The Man, The Myth, The Legend
If Disney princesses can be re-imagined with the Cage’s face, how much more can your fantasies be re-imagined with the hysterical, choking on air laugh of the Coppola family man?
Your life is too short to not be open to this. It might make you cringe, you might curl up into a ball and die laughing, or you may feel so creeped out and feel so far down the pit of the Internet that you decide his column is your only salvation.
I encourage you to wander into an imaginative galaxy with an actor you never really considered this deeply… and you may still be wondering how you even stumbled onto this article.
Final Thoughts, From the Cage
Is that sugar on your lips? Don’t worry, I’ll get that.
Girl, I’m the Ryan Gosling you’ve always wanted. I’m the real Uncle Jessie. I’m also the missing button from Kurt Cobain’s green cardigan. Girl, I think you’re a really great woman. I love hearing what you have on your mind. How about I pick you up at 8? Your skin smells like lavender angels somersaulting in the wind. Girl, you wanna be my Valentine? My Valentine for life?

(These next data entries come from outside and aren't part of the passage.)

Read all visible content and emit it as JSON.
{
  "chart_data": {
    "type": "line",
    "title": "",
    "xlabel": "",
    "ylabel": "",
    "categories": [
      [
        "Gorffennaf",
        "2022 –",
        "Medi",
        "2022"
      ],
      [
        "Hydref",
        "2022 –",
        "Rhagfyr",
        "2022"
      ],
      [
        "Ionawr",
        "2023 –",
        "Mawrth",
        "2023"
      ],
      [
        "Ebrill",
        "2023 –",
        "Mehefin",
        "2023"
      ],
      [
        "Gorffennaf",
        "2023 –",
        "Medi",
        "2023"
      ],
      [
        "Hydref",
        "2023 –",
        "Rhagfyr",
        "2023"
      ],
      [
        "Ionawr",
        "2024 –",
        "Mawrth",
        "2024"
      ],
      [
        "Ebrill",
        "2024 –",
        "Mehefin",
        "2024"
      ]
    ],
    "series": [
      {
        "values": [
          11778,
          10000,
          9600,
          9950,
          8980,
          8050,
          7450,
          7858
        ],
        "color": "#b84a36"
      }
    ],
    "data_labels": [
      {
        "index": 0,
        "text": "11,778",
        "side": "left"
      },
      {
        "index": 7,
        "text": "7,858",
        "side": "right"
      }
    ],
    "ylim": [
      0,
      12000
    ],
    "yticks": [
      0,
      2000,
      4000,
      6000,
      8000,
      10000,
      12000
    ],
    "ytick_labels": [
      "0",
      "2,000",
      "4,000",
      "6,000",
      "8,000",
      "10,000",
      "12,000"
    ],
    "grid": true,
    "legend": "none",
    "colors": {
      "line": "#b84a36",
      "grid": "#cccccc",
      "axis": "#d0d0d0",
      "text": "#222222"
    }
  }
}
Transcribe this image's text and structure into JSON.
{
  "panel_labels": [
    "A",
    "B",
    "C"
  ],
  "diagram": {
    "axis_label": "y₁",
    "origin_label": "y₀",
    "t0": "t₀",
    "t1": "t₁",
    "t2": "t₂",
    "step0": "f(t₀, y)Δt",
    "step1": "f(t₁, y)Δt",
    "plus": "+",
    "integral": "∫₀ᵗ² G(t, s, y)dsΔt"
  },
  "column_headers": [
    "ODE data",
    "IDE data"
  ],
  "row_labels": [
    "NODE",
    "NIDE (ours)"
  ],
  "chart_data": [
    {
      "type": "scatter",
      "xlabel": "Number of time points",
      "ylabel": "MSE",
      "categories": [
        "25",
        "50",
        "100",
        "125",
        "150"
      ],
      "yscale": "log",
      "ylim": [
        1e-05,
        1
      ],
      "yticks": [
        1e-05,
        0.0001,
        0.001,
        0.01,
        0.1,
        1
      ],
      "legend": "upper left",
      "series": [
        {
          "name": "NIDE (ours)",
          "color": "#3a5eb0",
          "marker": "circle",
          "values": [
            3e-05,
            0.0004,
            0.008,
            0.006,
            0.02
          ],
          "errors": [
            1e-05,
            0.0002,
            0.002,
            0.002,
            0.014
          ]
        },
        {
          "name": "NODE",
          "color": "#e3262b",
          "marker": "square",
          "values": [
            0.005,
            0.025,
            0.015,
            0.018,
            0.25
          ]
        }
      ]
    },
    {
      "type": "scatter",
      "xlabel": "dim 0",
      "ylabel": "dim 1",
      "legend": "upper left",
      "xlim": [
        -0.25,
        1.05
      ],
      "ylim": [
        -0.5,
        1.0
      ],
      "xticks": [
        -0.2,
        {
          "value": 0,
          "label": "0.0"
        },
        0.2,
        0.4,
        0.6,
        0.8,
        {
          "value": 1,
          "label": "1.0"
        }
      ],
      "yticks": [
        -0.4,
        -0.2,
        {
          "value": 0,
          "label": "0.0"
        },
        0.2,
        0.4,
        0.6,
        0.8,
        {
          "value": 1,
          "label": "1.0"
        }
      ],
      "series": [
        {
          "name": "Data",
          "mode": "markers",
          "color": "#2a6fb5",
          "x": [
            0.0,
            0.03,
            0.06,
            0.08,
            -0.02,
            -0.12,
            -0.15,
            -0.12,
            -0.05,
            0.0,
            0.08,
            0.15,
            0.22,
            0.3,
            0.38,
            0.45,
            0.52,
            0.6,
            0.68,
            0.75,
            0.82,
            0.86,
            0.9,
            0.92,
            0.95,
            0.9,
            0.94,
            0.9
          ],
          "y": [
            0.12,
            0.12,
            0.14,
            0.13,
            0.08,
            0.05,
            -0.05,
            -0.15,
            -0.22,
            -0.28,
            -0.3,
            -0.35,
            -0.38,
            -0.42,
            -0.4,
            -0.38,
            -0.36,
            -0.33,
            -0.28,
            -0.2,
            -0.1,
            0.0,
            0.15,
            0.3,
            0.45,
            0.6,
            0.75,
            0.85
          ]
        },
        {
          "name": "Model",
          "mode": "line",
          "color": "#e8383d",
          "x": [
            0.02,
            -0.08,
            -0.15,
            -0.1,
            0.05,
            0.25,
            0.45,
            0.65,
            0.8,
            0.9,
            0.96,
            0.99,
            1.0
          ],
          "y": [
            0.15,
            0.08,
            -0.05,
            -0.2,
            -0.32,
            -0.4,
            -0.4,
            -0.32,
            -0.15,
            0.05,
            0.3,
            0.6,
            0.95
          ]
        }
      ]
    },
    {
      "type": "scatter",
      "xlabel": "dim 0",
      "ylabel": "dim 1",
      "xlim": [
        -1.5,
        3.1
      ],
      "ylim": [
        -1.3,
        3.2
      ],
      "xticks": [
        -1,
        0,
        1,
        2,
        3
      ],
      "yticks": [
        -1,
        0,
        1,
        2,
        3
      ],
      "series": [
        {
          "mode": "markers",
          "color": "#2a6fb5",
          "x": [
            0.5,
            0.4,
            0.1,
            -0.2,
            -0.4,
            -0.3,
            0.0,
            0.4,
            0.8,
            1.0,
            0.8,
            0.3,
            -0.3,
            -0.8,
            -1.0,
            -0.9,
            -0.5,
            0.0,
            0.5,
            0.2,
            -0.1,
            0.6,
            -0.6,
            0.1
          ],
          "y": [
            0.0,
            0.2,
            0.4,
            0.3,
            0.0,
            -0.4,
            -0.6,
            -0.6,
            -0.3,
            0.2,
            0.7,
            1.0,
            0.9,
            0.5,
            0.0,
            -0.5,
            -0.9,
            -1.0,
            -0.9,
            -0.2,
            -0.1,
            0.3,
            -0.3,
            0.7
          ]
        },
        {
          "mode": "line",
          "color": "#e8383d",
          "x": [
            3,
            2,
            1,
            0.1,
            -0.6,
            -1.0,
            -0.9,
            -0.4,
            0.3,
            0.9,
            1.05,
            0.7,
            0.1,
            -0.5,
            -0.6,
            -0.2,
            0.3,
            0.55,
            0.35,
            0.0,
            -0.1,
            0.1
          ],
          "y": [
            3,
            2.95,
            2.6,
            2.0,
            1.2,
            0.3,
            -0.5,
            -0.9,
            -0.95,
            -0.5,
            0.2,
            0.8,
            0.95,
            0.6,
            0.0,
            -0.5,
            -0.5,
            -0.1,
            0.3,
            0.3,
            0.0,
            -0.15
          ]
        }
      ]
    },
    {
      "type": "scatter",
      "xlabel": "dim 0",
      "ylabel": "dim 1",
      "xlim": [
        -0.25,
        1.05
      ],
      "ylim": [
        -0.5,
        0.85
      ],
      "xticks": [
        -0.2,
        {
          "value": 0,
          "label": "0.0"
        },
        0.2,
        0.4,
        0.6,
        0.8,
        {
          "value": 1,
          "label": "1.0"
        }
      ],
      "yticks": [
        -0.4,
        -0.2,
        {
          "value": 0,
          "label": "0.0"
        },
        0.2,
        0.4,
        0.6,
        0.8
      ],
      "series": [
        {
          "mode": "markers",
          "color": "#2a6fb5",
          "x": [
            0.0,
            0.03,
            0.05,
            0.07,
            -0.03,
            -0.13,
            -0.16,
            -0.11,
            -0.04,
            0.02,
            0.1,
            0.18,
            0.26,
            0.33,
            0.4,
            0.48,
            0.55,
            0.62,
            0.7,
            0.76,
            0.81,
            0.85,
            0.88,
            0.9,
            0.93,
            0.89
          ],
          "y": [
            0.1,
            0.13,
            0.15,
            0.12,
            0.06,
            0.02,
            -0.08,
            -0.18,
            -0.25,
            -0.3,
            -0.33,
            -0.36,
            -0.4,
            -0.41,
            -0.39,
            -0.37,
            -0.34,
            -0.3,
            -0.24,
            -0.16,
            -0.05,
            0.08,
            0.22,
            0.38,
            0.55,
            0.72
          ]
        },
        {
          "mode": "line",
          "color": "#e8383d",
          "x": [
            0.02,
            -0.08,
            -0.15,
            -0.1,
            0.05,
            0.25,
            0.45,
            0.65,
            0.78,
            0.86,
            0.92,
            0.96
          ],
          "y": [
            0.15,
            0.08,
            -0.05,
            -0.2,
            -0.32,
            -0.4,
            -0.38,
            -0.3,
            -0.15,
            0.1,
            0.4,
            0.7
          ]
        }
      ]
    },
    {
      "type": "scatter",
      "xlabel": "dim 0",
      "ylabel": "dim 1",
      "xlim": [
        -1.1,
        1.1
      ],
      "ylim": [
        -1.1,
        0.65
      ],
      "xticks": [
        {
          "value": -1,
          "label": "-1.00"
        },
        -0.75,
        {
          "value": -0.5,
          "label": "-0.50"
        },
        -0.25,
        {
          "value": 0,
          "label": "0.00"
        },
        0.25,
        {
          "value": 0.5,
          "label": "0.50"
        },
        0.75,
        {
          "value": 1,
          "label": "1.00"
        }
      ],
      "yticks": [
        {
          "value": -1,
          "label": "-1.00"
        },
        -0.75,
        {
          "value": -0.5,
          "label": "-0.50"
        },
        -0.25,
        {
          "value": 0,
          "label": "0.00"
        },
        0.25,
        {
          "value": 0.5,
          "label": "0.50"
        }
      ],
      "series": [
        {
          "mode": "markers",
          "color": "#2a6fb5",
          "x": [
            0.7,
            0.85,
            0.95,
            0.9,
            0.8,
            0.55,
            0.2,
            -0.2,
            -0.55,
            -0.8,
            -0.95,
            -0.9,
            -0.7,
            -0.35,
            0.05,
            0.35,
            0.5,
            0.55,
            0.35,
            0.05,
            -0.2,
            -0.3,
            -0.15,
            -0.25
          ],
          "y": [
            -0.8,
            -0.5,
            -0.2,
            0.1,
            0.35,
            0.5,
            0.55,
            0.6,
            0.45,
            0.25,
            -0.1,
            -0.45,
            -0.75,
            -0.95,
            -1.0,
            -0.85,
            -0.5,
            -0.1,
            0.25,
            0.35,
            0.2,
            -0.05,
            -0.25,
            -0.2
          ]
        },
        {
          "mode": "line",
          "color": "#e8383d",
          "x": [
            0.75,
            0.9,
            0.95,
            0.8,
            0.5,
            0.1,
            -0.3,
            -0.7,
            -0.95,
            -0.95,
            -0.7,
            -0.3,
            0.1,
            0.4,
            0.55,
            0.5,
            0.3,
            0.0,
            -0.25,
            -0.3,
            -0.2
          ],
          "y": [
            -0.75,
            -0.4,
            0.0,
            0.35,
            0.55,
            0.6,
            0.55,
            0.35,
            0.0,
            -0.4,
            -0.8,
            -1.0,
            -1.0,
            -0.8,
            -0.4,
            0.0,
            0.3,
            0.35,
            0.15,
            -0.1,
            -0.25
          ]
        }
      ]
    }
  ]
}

Do you wish Nicolas Cage had a love advice column?
Final, Final Thoughts, From the Cage
Girl, it’s alright if you just want to be friends. I don’t just see you as an objectified utility.
I don’t mind getting to know you in a platonic way. Plato is one of my favorite philosophers. Do you like philosophy? I bet you do.
You are smart, beautiful, and funny. Yeah, we can be the best of friends. And if later down the line you start to like me and I’m single, we can mingle. You just keep pursuing your dreams. You’re going to get through grad school. I love you, girl.